Müzakereler son saatlerine yaklaşırken Zero Carbon Analytics‘in son raporu, küresel olarak farklı bölgelerdeki yenilenebilir enerji kaynaklarındaki büyümeye ilişkin son analizlerinin bulgularını özetledi. Rapor, küresel yenilenebilir enerjinin son 10 yıldaki hızlı büyümesinin ve sektördeki önemli fırsatların altını çiziyor.
2030’a kadar elektriğin yüzde 40’ı yenilenebilir kaynaklardan
COP28’deki yeni anlaşma, ülkelerin 2030 yılına kadar elektriğin yüzde 40’ını yenilenebilir kaynaklardan üretmeyi kabul etmesi anlamına geliyor. Paris Anlaşması‘nın imzalandığı 2015 yılından bu yana sadece güneş enerjisinden elektrik üretimi yüzde 400’ün üzerinde arttı. Teknolojik gelişmeler ve maliyetlerdeki düşüşler, enerji üretimi ve depolamadaki bu büyümeye katkıda bulundu.
Raporun öne çıkan bulguları şöyle:
- Veriler, ülkelerin yarısından fazlasının son 10 yılda yenilenebilir kapasitelerini üç katına çıkardığını gösteriyor. Daha dikkat çekici olarak, küresel kapasite 2014 ile 2022 yılları arasında üç katına çıktı.
- 2023 yılında yeni eklenen yenilenebilir kapasitede bir sıçrama yaşanması ve 2022 yılına göre %50 artışla 500 GW’ın üzerine çıkması bekleniyor.
- 2020’den bu yana temiz enerjiye yapılan yatırım %40 oranında artarak fosil enerji yatırımlarını geride bıraktı.
- 2023’ün ilk yarısında yenilenebilir enerji kaynaklarına yapılan küresel yatırımlar 358 milyar dolara yükselerek altı aylık dönemler arasında en yüksek seviyeye ulaştı.

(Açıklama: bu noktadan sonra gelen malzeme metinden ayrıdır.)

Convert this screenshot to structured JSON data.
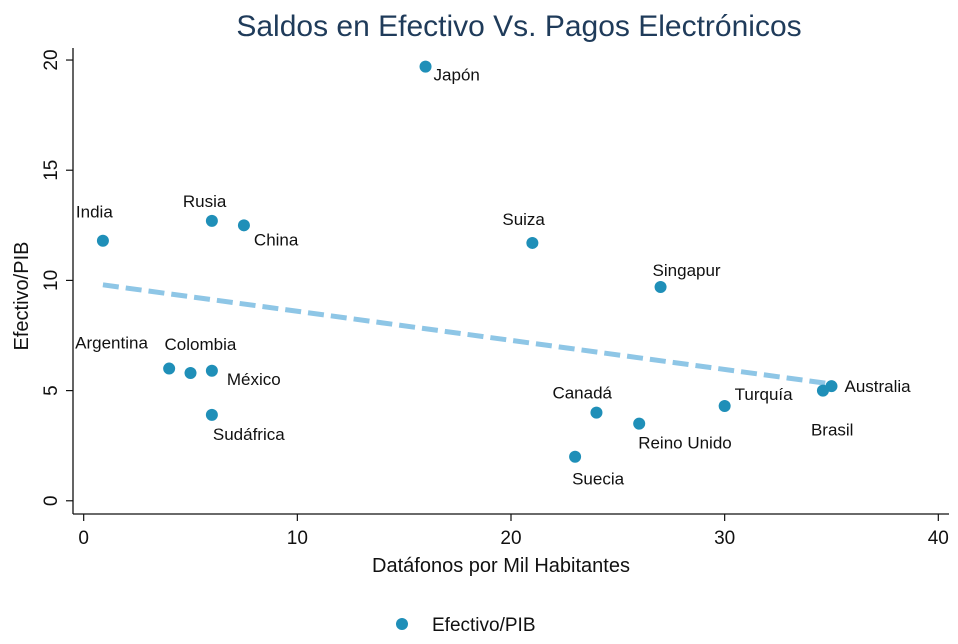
{
  "chart_data": {
    "type": "scatter",
    "title": "Saldos en Efectivo Vs. Pagos Electrónicos",
    "xlabel": "Datáfonos por Mil Habitantes",
    "ylabel": "Efectivo/PIB",
    "xlim": [
      -0.5,
      40.5
    ],
    "ylim": [
      -0.6,
      21
    ],
    "x_ticks": [
      0,
      10,
      20,
      30,
      40
    ],
    "y_ticks": [
      0,
      5,
      10,
      15,
      20
    ],
    "grid": false,
    "legend_position": "bottom-center",
    "colors": {
      "points": "#1f8fb8",
      "trend": "#8ec6e6",
      "title": "#1f3b5a",
      "axis": "#111111"
    },
    "series": [
      {
        "name": "Efectivo/PIB",
        "points": [
          {
            "label": "India",
            "x": 0.9,
            "y": 11.8,
            "label_pos": "above"
          },
          {
            "label": "Rusia",
            "x": 6.0,
            "y": 12.7,
            "label_pos": "above"
          },
          {
            "label": "China",
            "x": 7.5,
            "y": 12.5,
            "label_pos": "below-right"
          },
          {
            "label": "Japón",
            "x": 16.0,
            "y": 19.7,
            "label_pos": "below-right"
          },
          {
            "label": "Suiza",
            "x": 21.0,
            "y": 11.7,
            "label_pos": "above-left"
          },
          {
            "label": "Singapur",
            "x": 27.0,
            "y": 9.7,
            "label_pos": "above"
          },
          {
            "label": "Argentina",
            "x": 4.0,
            "y": 6.0,
            "label_pos": "above-left"
          },
          {
            "label": "Colombia",
            "x": 5.0,
            "y": 5.8,
            "label_pos": "above-right"
          },
          {
            "label": "México",
            "x": 6.0,
            "y": 5.9,
            "label_pos": "below-right"
          },
          {
            "label": "Sudáfrica",
            "x": 6.0,
            "y": 3.9,
            "label_pos": "below-right"
          },
          {
            "label": "Canadá",
            "x": 24.0,
            "y": 4.0,
            "label_pos": "above"
          },
          {
            "label": "Suecia",
            "x": 23.0,
            "y": 2.0,
            "label_pos": "below"
          },
          {
            "label": "Reino Unido",
            "x": 26.0,
            "y": 3.5,
            "label_pos": "below-right"
          },
          {
            "label": "Turquía",
            "x": 30.0,
            "y": 4.3,
            "label_pos": "above-right"
          },
          {
            "label": "Australia",
            "x": 35.0,
            "y": 5.2,
            "label_pos": "right"
          },
          {
            "label": "Brasil",
            "x": 34.6,
            "y": 5.0,
            "label_pos": "below"
          }
        ]
      }
    ],
    "trend_line": {
      "x": [
        0.9,
        35.0
      ],
      "y": [
        9.8,
        5.3
      ]
    }
  }
}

- Elektrikli otomobil satışları üç yıl içinde küresel olarak üç kattan fazla arttı.
‘İddialı bir Küresel Durum Değerlendirmesi yapılmalı’
Global Energy Monitor (GEM) Küresel Güneş Enerjisi İzleyicisi Proje Yöneticisi Kasandra O’Malia, bulgulara ilişkin şu değerlendirmeyi yaptı:
“2030 yılına kadar yenilenebilir enerjiyi üç katına çıkarmayı başarmak için her yıl 280 GW’lık şebeke ölçeğinde güneş enerjisi, küçük ölçekli güneş enerjisi ve rüzgar enerjisi kurulmalıdır. Önümüzdeki altı yıl boyunca şebeke ölçeğindeki bileşeni gerçekleştirmek için küresel düzeyde yeterli sayıda proje düzeyinde plan bulunuyor. Hükümetler, bankalar, şirketler ve bireyler, bu projelerin zamanında tamamlanması ve atıl kalmaması için ellerinden geleni yapmakla sorumludur.”
UNFCCC Eski Başkanı ve Global Optimism Kurucu Ortağı Christiana Figueres de şöyle konuştu:
“Reel ekonomide, özellikle de yenilenebilir enerjilerde halihazırda tanık olduğumuz dönüşüm önemli, ancak yeterli değil. Finans tarafında somut değişimlerin yanı sıra gıda ve doğa ile ilgili girişimlerle desteklenmesi gerekiyor. Enerji sektörünün geliştiğini görmek gerçekten heyecan verici, ancak zihniyetimizin de gelişmesi gerekiyor. COP28’i iddialı bir Küresel Durum Değerlendirmesi yapmadan bırakmak bir seçenek değil, herkese ihtiyacımız var. Bu, tüm tarafların sürece dahil edildiği kolektif bir çalışma olmalıdır.”